If you post the assembly that your compiler is actually generating, we can see if there's anything unnecessary that's slowing it down.

The number one thing to check is that the routine is actually getting inlined. The compiler isn't obligated to do so, and if it's generating a function call, that will be hugely expensive for such a simple operation.

If the call really is getting inlined, then loop unrolling may be beneficial, as DigitalRoss said, or vectorization may be possible.

Edit: If you want to vectorize the code, and are using a recent x86 processor, you will want to use the SSE4.1 pminud instruction (intrinsic: _mm_min_epu32), which takes two vectors of four unsigned ints each, and produces a vector of four unsigned ints. Each element of the result is the minimum of the corresponding elements in the two inputs.

I also note that your compiler used branches instead of conditional moves; you should probably try a version that uses conditional moves first and see if that gets you any speedup before you go off to the races on a vector implementation.

method for double:

int main(void)
{
     double a, b, c, temp, min;

     printf ("Enter three nos. separated by spaces: ");
     scanf ("%lf%lf%lf", &a, &b, &c);

     temp = (a < b)    ? a : b;
     min =  (c < temp) ? c : temp;

     printf ("The Minimum of the three is: %lf", min);

     /* indicate success */
     return 0;
 }

method for int:

int main(void)
{
    int a, b, c, temp, min;

    printf ("Enter three nos. separated by spaces: ");
    scanf ("%d%d%d", &a, &b, &c);

    temp = (a < b)    ? a : b;
    min =  (c < temp) ? c : temp;

    printf ("The Minimum of the three is: %d", min);

    /* indicate success */
    return 0;
}

There's a number of improvements that can be made.

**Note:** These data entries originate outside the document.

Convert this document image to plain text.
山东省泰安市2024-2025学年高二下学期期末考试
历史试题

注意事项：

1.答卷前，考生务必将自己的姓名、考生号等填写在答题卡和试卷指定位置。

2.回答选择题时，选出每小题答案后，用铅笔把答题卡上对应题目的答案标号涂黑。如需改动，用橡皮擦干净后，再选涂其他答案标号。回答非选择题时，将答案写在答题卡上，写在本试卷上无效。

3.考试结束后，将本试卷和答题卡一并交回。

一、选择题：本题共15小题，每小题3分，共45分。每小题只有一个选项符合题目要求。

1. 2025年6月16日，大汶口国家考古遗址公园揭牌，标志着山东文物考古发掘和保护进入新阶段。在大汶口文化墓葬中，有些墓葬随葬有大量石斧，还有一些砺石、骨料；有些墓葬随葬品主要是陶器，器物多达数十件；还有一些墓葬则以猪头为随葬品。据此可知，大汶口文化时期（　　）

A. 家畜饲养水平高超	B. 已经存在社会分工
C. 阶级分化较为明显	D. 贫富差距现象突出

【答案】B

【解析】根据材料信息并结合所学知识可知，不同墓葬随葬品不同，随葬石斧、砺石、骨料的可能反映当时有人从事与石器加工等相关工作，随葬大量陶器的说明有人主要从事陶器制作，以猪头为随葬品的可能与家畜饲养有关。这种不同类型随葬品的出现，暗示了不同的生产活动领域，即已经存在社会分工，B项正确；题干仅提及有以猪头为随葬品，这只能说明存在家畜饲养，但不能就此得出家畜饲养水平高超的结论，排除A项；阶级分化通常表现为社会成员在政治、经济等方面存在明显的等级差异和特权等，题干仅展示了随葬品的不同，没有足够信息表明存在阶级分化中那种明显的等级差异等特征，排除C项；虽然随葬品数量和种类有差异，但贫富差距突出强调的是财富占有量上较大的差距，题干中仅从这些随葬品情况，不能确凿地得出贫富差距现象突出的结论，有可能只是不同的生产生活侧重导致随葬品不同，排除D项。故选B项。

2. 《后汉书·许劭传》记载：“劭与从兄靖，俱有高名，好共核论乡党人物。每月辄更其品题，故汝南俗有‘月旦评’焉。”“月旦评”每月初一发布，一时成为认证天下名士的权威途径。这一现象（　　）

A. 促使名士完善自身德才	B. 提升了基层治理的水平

You could use standard functions to make it clearer:

// Notice I made the return type an int instead of a float, 
// since you're passing in ints
int smallest(int x, int y, int z){
    return std::min(std::min(x, y), z);
}

Or better still, as pointed out in the comments:

int smallest(int x, int y, int z){
    return std::min({x, y, z});
}

If you want it to operate on any number of ints, you could do something like this:

int smallest(const std::vector<int>& intvec){
    int smallest = std::numeric_limits<int>::max(); // Largest possible integer
    // there are a number of ways to structure this loop, this is just one
    for (int i = 0; i < intvec.size(); ++i) 
    {
        smallest = std::min(smallest, intvec[i]);
    }
    return smallest;
}

You could also make it generic so that it'll operate on any type, instead of just ints

template <typename T>
T smallest(const std::vector<T>& vec){
    T smallest = std::numeric_limits<T>::max(); // Largest possible integer
    // there are a number of ways to structure this loop, this is just one
    for (int i = 0; i < vec.size(); ++i) 
    {
        smallest = std::min(smallest, vec[i]);
    }
    return smallest;
}

Check this solution if it helps you

quoting below code from above reference

int x;  // we want to find the minimum of x and y
int y;   
int r;  // the result goes here 

r = y ^ ((x ^ y) & -(x < y)); // min(x, y)

One more trick under same heading is

r = y + ((x - y) & ((x - y) >> (sizeof(int) * CHAR_BIT - 1))); // min(x, y)

You can remove -1 from trick 2. It works only on some systems and is not portable.

You can extend this idea to find minimum of 3 numbers.

static inline int min3(int x, int y, int z)
{
  register int r, d;
  d = x - y;
  r = y + (d & (d >> (sizeof(int) * CHAR_BIT))); /* add -1 if required */
  d = r - z;
  r = z + (d & (d >> (sizeof(int) * CHAR_BIT))); /* add -1 if required */
  return r;
}

If range of your numbers is very less, you can even use some look up, or more efficient but hack.